■「友情と恋愛」の違いについて
また第8話「恋愛的友情」では、論じるのが非常に難しいはずの「友情と恋愛の違い」について、森依のセリフを通して吉野朔実さんの考えがわずか5コマで書かれた。
「恋愛はあらゆる抵抗に打ち勝つ相思相愛の力」
「友情は相思相愛でありながら、抵抗によって達成出来ない疑似恋愛関係」
“抵抗”というのは「同性である」「既婚者である」「恋人がいる」「顔は好みだが性格が気に入らない」「性格はいいが肉体的に受けつけない」などといったもののことで、森依いわく「逆を言えば抵抗があるにもかかわらず、気持ちのベクトルが向き合っている人間関係」が友情で、友情は恋愛の一部なのだという。(『恋愛的瞬間』第8話「恋愛的友情」より)
好意のベクトルが向き合っている友情関係。見方をかえれば、抵抗を克服できれば、友情も恋愛に発展しうるのだ。「そうでもないものを私は友情とは呼ばない」と森依は最後に主張するのだった。
第8話はハルタの高校時代の同級生とのエピソードを描いた話。これらのセリフは物語冒頭に出てくる前フリのようなものだが、サラリと密度の濃い名言が飛び出てくるのが『恋愛的瞬間』という漫画だ。

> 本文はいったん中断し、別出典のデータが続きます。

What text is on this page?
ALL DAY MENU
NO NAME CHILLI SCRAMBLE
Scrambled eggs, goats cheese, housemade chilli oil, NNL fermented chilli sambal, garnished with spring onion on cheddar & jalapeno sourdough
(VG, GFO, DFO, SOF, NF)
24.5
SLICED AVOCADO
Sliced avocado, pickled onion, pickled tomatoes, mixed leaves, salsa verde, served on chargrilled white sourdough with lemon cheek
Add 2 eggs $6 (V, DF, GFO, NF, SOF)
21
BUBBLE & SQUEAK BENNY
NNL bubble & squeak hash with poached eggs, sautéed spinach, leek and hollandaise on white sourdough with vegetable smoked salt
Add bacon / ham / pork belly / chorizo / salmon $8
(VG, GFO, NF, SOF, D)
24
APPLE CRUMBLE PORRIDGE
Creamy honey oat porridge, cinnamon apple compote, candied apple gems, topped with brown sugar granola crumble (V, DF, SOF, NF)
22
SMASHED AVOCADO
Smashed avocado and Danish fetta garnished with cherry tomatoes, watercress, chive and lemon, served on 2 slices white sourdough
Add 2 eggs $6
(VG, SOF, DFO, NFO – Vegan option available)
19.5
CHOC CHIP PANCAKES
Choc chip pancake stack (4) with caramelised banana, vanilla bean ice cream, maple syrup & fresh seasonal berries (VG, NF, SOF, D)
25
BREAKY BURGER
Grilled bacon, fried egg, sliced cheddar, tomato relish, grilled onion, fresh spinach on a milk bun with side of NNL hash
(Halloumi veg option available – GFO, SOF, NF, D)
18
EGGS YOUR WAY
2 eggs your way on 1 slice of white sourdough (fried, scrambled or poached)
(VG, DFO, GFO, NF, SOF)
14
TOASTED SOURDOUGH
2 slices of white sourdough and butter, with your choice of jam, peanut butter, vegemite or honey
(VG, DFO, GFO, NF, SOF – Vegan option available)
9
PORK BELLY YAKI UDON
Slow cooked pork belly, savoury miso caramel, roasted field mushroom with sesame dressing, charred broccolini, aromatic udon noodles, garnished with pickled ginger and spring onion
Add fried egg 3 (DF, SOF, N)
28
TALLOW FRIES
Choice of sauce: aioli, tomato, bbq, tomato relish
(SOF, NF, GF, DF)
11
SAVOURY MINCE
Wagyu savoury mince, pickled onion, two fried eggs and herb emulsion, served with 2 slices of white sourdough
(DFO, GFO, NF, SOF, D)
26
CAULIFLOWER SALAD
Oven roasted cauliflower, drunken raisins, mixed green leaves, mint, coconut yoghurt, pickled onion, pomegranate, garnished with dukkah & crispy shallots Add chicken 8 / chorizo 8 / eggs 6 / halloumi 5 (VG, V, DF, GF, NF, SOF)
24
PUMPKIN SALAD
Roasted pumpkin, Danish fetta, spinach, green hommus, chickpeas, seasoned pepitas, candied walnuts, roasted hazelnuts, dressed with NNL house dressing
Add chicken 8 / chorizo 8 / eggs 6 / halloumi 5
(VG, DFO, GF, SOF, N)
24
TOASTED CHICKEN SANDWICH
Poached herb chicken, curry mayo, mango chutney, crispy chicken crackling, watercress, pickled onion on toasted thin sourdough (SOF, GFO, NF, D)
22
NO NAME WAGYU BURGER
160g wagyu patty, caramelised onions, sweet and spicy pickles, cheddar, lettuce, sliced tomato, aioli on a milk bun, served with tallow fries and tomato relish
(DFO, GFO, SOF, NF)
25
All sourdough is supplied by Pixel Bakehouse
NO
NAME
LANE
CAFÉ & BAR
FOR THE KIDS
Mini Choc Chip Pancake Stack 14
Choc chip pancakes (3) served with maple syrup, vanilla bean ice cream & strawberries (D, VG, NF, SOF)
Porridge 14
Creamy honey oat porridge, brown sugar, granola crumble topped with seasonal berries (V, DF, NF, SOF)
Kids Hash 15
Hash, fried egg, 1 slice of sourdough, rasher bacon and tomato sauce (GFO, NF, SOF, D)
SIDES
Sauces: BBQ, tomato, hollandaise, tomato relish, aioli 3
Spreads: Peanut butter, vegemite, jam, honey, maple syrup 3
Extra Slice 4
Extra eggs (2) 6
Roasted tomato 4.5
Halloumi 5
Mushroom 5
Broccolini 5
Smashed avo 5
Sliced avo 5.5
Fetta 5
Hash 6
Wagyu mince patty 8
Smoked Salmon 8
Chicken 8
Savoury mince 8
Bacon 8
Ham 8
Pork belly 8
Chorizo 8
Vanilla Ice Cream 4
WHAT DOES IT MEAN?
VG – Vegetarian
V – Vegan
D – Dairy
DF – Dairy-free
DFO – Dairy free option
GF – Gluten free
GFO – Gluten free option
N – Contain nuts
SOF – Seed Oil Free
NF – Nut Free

恋愛は人生のテーマの一つである。ゆえに、恋愛に悩むのは当然のこと。肉体を投げ出して他人の男を寝取る女性、不倫男とその愛人たち、誘拐犯に好意をもってしまった女性などなど、吉野朔実さんの漫画にはさまざまな恋愛と、彼らが抱える複雑な悩みが描かれている。恋愛に何かしら悩んでいるすべての人へ。ぜひこの機会に、漫画家・吉野朔実さんの名作に触れてみませんか。